Pero, ay, a partir de cierto punto el guión de Allan Loeb y Stephen Schiff empieza a perder fuelle, las motivaciones de los personajes a fluctuar y carecer de credibilidad; lo sentimental y lo derivativo inundan el relato, y se nos acaba pidiendo que transijamos con soluciones facilonas y hasta insultantes para la inteligencia, que desembocan en un final de cuento de hadas que aúna ecografías, celebraciones en azoteas neoyorquinas, la apuesta quimérica por fuentes de energía limpias, y un futuro asegurado por cien millones de dólares en la cuenta corriente... Un panorama hipócrita y evasivo que nos resulta muy familiar, y al que Stone se entrega con una puesta en escena progresivamente conformista, asimilable sin problemas por la adocenada cartelera actual.
El dinero nunca duerme tenía la oportunidad de ser una gran película, y sería injusto no reconocer que está llena de momentos inspirados y que las labores del director de fotografía Rodrigo Prieto o de Michael Douglas son excelentes.
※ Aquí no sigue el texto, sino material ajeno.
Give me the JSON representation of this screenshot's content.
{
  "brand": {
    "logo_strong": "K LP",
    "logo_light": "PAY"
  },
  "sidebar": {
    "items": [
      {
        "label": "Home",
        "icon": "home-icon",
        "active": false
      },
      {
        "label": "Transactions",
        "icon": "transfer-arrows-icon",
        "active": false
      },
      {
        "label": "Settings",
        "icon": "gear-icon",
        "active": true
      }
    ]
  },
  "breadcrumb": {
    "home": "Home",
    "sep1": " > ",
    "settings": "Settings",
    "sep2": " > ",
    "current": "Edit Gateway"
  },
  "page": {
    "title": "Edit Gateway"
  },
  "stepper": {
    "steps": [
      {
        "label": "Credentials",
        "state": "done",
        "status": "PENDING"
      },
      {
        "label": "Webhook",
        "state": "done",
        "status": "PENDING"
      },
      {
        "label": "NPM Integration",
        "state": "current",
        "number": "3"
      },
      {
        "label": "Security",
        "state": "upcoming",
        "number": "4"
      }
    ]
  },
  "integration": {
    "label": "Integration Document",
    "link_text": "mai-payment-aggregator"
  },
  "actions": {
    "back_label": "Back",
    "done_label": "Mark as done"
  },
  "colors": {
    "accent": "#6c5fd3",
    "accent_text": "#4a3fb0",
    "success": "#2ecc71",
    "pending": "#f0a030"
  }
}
Pero el único motivo por el que merecía ser realizada, dar la puntilla al magistral retrato de una situación perfilado en Wall Street, no se ha cumplido. Al contrario, la película contribuye a perpetuar la ficción malsana que también están empeñados en vendernos los gobiernos y los poderes económicos. Aunque suene moralista, El dinero nunca duerme cargaba con una responsabilidad, y al final no consigue ser sino un deprimente signo más de estos tiempos aciagos.